Solved – If the AIC and the BIC are asymptotically equivalent to cross validation, is it possible to dispense with a test set when using them

aicbiccross-validation

Several sources I've come across state that the AIC and the BIC are asymptotically equivalent to cross-validation (see multiple answers here for example, and here), .

When training a predictive model, is this useful in practice, or is it just a theoretical consideration?

Empirically, is there a sample size above which we can dispense with using a test set and use all the data we have for training, given this asymptotic equivalence?


I've recently come across a professional demand forecasting which does automated forecast generation. Based on the documentation, they don't split their time series into train and test, they simply tain a bunch of models and then just take the model with the best BIC – which seems to hint at the idea that the AIC and BIC are useful in practice, but I'm not sure.

Could the above mentioned equivalence between BIC and CV be why this package works this way – or is there another reason why they dispense with train/test split and simply go with the BIC as a model selection criteria?

(note that this package is designed to handle millions of time series concurrently)

Best Answer

AIC is asymptotically equivalent to leave-1-out cross-validation (LOOCV) (Stone 1977) and BIC is equivalent to leave-k-out cross-validation (LKOCV) where $k=n[1−1/(\log(n)−1)]$, with $n=$ sample size (Shao 1997). So if you are happy with LOOCV or LKOCV in terms of optimizing model prediction error and consistency of selection, respectively, then yes you could in principle get rid of splitting the data in a training & test set. Note that within the context of L0-penalized GLMs (where you penalize the log-likelihood of your model based on lambda * the nr of nonzero coefficients, i.e. the L0-norm of your model coefficients) you can also optimize the AIC or BIC objective directly, as $\lambda = 2$ for AIC and $\lambda=\log(n)$ for BIC, which is what is done in the l0ara R package. To me this makes more sense than what they e.g. do in the case of LASSO or elastic net regression in glmnet, where optimizing one objective (LASSO or elastic net regression) is followed by the tuning of the regularization parameter(s) based on some other objective (which e.g. minimizes cross validation prediction error, AIC or BIC).

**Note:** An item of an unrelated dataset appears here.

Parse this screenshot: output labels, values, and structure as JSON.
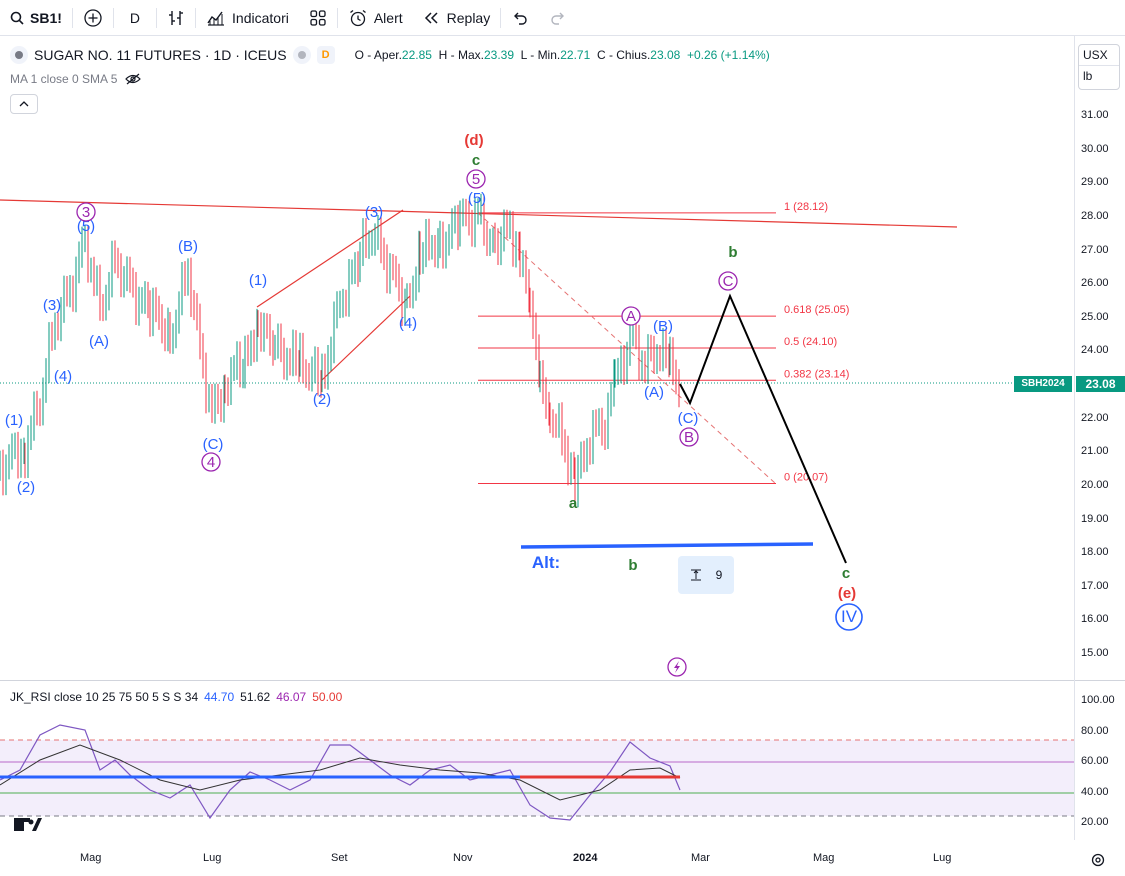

Syed (2011) on page 10 notes "We can also try to gain an intuitive understanding of the asymptotic equivalence by noting that the AIC minimizes the Kullback-Leibler divergence between the approximate model and the true model. The Kullback-Leibler divergence is not a distance measure between distributions, but really a measure of the information loss when the approximate model is used to model the ground reality. Leave-one-out cross validation uses a maximal amount of data for training to make a prediction for one observation. That is, $n −1$ observations as stand-ins for the approximate model relative to the single observation representing “reality”. We can think of this as learning the maximal amount of information that can be gained from the data in estimating loss. Given independent and identically distributed observations, performing this over $n$ possible validation sets leads to an asymptotically unbiased estimate."

Note that the LOOCV error can also be calculated analytically from the residuals and the diagonal of the hat matrix, without having to actually carry out any cross validation. This would always be an alternative to the AIC, as that is only an asymptotic approximation of the LOOCV error.

References

Stone M. (1977) An asymptotic equivalence of choice of model by cross-validation and Akaike’s criterion. Journal of the Royal Statistical Society Series B. 39, 44–7.

Shao J. (1997) An asymptotic theory for linear model selection. Statistica Sinica 7, 221-242.